Retirement & Taxes:
New Special Rules for Senior Citizens
Following is a list of special rules that apply to senior citizens only:
- If you are 65 or older as of January 1, 2000, you are eligible to receive a higher standard deduction on your tax return, assuming that you choose to take the standard deduction instead of itemizing your deductions. Single senior citizens can claim an additional $1,050 on their 1999 tax return. Those that are married or qualified widow(ers) can claim an additional $850.
- If you are single as well as age 65 or older as of January 1, 2000, you are only required to file a tax return if your gross income exceeds $8,100. If you are married and both you and your spouse are age 65 or older, a joint return is only required to be filed if your combined gross income exceeds $14,400. If only one of you is over the age of 65, your combined gross income must be $13,550 or more in order for you to be required to file a tax return.
- For married couples filing jointly, none of your net Social Security benefits are taxable in 1999 as long as your income is not more than $32,000. If your filing status is single, head of household, qualifying widow(er) or you are married filing separately and did not live with your spouse at anytime during 1999, your Social Security benefits are not taxable as long as you did not make more than $25,000 in gross income. Married persons who live together but file separately are not allowed a base amount of gross income from which to determine if they are eligible to have their Social Security benefits deemed as nontaxable.

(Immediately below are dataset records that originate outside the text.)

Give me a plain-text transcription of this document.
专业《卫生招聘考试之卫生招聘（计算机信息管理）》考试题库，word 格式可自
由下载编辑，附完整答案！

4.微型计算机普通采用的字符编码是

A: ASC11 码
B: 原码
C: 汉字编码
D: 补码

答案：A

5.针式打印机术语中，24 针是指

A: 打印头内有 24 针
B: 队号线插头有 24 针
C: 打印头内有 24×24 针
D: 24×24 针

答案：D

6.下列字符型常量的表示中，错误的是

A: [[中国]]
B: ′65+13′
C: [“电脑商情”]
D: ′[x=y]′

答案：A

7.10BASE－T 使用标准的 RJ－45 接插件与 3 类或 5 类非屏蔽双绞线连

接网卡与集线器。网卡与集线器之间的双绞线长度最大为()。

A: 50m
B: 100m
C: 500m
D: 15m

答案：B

- A tax credit may be available to you if you are 65 years of age or older and receive little or no Social Security or Railroad Retirement benefits. This credit may be available to those under the age of 65, but only if they are totally disabled. If you do receive Social Security benefits, you may only be eligible for the credit if you are single and receive less than $417 each month from Social Security. If you are married and file jointly, you cannot use the credit if you receive more than $625 each month combined from Social Security.